В пятницу днем на горизонте показалась туча и грохот. Туча быстро приближалась, грохот, соответственно, нарастал. И вот на место трудового подвига как бы с неба пал яростный стройотряд. Действовали быстро, четко, по-военному. В три дня заасфальтировали озимые, поставили столбы, свалили колхозный лесок. Лично для Дедки, Бабки, Жучки, Кошки и Мышки построили прекрасный культурно-торговый центр с баней, химчисткой, приемом посуды и коровником на 600 койко-мест. Улетели так же быстро, выбив у председателя три с половиной миллиона денег, по дороге на лету подхватив своих, которые, возвращаясь, тащили под брезентом что-то тяжелое.

Утром по деревне бродили ничего не понимающие жители, тихие и пришибленные, словно погорельцы. Дедка ошеломленно держался за высокую мраморную стелу возле забетонированной репки, к которой шли крутые ступени и Аллея трудовой славы…


Ближе к зиме через это все проезжала машина геологоразведки. Дедка их тормознул, поговорил, потом поспорил, потом поругался. Потом сбегал по соседям, принес шесть литров самогона (свекольного) и овцу на веревке.

Геологи открыли бутыль, понюхали, вытерли слезы и сказали:

– Показывай, отец.

Дальше подогнали машину, пробурили, измерили, еще малость добурили, посчитали на бумажке, заложили аммонал и гахнули!.. И здорово гахнули!.. Но не рассчитали. Взрывом снесло новый коровник, Аллею, культурный центр и полдеревни. Репка выскочила из земли как пробка и сбила натовский спутник. Дедку потом таскали в одну организацию, поскольку в райцентре от взрыва рухнула статуя вождя и воткнулась протянутой рукой в почву…


А в это время в городе Лиля Михайлова вернулась домой, красная от мороза и волнения. Она раскрыла свой портфель, достала оттуда листики машинописи и сказала:

– Вот!

Оказалось, один зарубежный ученый долгое время от нечего делать пил свою родную мочу и заинтересовался… Дальше шли выкладки, диаграммы, что лечит и когда пить.

Все переглянулись и принялись за дело.

Оптимистическая трагедия

Как это обычно бывает: идешь себе, развлекаешься видом летнего дня, строишь кой-какие планы, когда внезапно из соседнего двора ударяют звуки похоронного марша…

Всегда неожиданно, всегда врасплох!

Эти сумрачные волнистые звуки чернилами разливаются в чистом летнем воздухе, отзываются сжатием в груди. Хочется плакать и простить всем. Еще больше хочется бежать, бежать, бежать…

Но я не бегу, я стою и внемлю печальной музыке. Меня пригвоздил на месте этот горестный напев и призыв смерти в исполнении оркестра средней квалификации.
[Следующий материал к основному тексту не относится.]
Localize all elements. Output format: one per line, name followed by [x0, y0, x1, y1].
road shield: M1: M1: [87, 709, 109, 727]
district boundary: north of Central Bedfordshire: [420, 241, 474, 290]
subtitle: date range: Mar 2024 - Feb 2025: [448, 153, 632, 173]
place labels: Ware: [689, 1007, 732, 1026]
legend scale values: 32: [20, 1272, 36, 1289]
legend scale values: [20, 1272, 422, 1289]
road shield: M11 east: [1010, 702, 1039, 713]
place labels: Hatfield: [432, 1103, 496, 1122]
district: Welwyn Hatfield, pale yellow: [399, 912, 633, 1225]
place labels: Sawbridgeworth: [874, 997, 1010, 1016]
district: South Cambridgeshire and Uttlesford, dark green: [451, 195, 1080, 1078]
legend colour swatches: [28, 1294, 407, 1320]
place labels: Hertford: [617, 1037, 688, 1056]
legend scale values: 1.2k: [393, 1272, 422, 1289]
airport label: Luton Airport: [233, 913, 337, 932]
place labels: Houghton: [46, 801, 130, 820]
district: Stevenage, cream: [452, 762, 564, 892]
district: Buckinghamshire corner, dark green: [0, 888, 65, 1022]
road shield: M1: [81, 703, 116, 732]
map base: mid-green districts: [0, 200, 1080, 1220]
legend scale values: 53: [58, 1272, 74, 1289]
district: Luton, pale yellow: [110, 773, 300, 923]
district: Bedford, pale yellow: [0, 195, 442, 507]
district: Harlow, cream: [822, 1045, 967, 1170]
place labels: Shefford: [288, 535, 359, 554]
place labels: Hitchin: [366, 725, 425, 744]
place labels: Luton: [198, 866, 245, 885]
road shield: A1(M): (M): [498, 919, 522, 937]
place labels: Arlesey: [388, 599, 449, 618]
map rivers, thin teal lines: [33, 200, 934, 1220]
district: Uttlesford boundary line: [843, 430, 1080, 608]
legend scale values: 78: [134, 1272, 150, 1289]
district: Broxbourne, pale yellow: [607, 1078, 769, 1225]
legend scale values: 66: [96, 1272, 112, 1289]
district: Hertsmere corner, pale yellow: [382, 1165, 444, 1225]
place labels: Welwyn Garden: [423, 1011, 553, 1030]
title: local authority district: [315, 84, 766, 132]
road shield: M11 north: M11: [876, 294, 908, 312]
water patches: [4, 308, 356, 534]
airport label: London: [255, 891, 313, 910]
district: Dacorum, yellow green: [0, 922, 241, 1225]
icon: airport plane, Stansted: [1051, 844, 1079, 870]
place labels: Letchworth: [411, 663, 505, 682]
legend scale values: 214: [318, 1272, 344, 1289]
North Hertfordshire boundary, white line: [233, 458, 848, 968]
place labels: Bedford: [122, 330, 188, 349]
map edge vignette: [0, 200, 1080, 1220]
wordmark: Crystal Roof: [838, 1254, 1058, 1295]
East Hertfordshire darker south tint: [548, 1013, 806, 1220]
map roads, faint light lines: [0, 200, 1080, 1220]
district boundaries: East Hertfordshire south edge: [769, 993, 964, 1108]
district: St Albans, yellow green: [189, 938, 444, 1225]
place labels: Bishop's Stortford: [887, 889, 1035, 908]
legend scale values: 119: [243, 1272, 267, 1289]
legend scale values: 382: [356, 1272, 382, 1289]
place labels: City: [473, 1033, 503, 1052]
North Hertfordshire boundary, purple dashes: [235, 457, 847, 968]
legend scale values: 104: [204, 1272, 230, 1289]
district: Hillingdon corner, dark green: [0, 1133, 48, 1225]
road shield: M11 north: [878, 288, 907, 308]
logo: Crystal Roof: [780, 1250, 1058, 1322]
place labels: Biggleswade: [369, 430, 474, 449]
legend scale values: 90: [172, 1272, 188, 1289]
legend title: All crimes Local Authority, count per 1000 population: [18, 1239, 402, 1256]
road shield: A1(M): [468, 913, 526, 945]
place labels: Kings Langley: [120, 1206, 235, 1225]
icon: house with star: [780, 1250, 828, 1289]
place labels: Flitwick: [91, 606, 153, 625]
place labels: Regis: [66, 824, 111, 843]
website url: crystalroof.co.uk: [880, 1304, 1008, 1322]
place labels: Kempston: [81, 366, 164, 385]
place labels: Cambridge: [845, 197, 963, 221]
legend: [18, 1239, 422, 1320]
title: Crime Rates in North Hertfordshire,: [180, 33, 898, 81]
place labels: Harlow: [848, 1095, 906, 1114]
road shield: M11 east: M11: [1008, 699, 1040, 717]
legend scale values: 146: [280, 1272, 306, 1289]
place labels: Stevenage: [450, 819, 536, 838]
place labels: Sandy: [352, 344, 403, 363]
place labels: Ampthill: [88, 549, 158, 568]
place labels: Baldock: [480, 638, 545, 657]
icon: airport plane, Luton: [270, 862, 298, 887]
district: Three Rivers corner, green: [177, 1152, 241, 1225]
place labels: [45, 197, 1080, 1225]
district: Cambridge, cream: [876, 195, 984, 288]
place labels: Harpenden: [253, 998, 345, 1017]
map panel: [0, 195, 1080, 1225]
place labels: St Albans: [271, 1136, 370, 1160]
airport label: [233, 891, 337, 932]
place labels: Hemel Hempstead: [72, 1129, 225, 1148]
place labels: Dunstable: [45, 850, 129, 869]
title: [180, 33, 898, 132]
Разом обмякли и спутались мысли. Я больше не гордый прыгун и физкультурник, плечи покорно провисли, а пяткам сделалось горячо. Чужая скорбь терзает мое сердце, а фальшивые звуки – уши…

Но, наконец, музыка смолкает.

Природа возвращается к жизни: слышен писк детей, чирикают голуби, в голове как бы что-то оттаяло. Я вдыхаю полной грудью, чтобы идти дальше, и выдыхаю вместе со звуками похоронного марша. Он снова ударил оттуда же, большой и тягучий. Окружающая среда немедленно становится черно-белой, потом бело-черной. Эти печальные звуки напоминают, что прожита половина жизни, лучшая. Я переключаю мысли на горе незнакомых хоронящих, потом на горе окружающих, потом – на печали всего мира. Этот похоронный марш размеренным шагом уносит меня к безднам воплей и страданий.